HCPLive: Are any specific precautions clinicians should be taking outside of normal care?

McLean: Not doing testing for influenza in the office to decrease the potential contagious nature of it is a real paradigm shift that I think a lot of people are coming to grips with.

I think the most important things is to try to reassure patients who call with different types of respiratory symptoms that there are some appropriate questions asked and there probably needs to be a low threshold for a clinician who can ask some more detailed questions with some clinical experience and judgment to get on the call, potentially the doctor, to decide does this person seem to be at risk for influenza or COVID-19?
      
They should not be coming into the office, but also gauging are they sick enough that maybe they need to be hospitalized. if that's the case, that would be a reason to send them to the emergency department.

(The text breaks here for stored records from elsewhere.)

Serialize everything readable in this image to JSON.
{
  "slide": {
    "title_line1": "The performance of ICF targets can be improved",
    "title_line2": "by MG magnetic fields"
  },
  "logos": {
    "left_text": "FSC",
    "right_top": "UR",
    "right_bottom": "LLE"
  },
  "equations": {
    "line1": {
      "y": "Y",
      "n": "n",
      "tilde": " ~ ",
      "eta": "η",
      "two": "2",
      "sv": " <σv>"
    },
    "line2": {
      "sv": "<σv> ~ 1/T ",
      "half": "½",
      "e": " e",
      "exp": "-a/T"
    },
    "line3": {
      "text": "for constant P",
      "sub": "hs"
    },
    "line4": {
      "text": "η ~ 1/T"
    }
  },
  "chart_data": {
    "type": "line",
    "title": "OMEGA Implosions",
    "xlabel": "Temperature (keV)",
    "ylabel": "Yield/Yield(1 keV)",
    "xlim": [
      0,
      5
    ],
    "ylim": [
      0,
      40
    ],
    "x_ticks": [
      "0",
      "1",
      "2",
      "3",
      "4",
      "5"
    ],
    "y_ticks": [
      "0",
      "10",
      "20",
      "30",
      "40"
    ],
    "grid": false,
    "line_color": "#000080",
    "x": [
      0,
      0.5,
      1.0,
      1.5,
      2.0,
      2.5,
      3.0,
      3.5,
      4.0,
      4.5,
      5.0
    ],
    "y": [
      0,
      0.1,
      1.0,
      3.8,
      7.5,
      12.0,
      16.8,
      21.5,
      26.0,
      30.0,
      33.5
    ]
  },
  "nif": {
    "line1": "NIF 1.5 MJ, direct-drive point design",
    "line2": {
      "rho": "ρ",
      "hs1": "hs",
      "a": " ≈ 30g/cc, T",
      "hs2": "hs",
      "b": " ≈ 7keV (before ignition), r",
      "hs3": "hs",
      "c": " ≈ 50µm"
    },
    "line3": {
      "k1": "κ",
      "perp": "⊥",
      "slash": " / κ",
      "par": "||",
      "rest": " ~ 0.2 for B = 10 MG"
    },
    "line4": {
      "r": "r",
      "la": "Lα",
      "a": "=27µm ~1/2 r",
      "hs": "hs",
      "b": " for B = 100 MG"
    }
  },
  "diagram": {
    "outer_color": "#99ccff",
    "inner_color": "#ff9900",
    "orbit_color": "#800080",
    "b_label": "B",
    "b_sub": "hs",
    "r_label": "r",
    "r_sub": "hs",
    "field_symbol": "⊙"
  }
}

If in fact, they just seem sick, but not so sick that they seem they need to be hospitalized and I think we are moving to where we need to be giving people reassurance and instructions on how to manage themselves for what is likely a viral illness of some sort—whether it's COVID, whether it's influenza, or some other of the many respiratory viruses in the following days to make sure that people aren't going the wrong direction.

I think it’s moving to a paradigm of care where we are comfortable with either telephone or telemedicine. In some places, groups set up the possibility of video visits and I think that this epidemic crisis of concern is going to lead to the use of the modality to really expand greatly, and that's a significant change.

HCPLive: Is there any reason to discontinue any sort of therapy or treatment if your patient develops COVID-19?

McLean: There are 2 answers to that. From a primary care perspective, primary care perspective probably not depending on where you are practicing and how much specialty care they have in their community.

As a rheumatologist, I have a lot of people on different immunosuppressive medicines for autoimmune rheumatologic conditions. When they get sick, and especially now with the uncertainty here, I have a very low threshold to tell them to not take their immunosuppressive medication for their rheumatoid arthritis or other conditions for the next week or more. Fortunately, a lot of the conditions that we have that are autoimmune, people can hold these medicines for a week or 2 when they're sick and their underlying conditions are usually not going to flair.

I think the primary care doctors need to, and they typically do, know their patients well enough and know if they are on these medicines then they need to make sure that the patients contact a specialist or tell them themselves you probably need to consider holding your immunosuppressive medicine for the next week or 2 while this is going on.

In terms of the standard medications for blood pressure or diabetes medicines—typically, there's no reason they need to be stopped. I think for a number of those medicines—if people are really getting sick and dehydrated because they're so sick, things like diuretic medicines and things that might be contributing—maybe people should not be taking medicines that might further make them worse.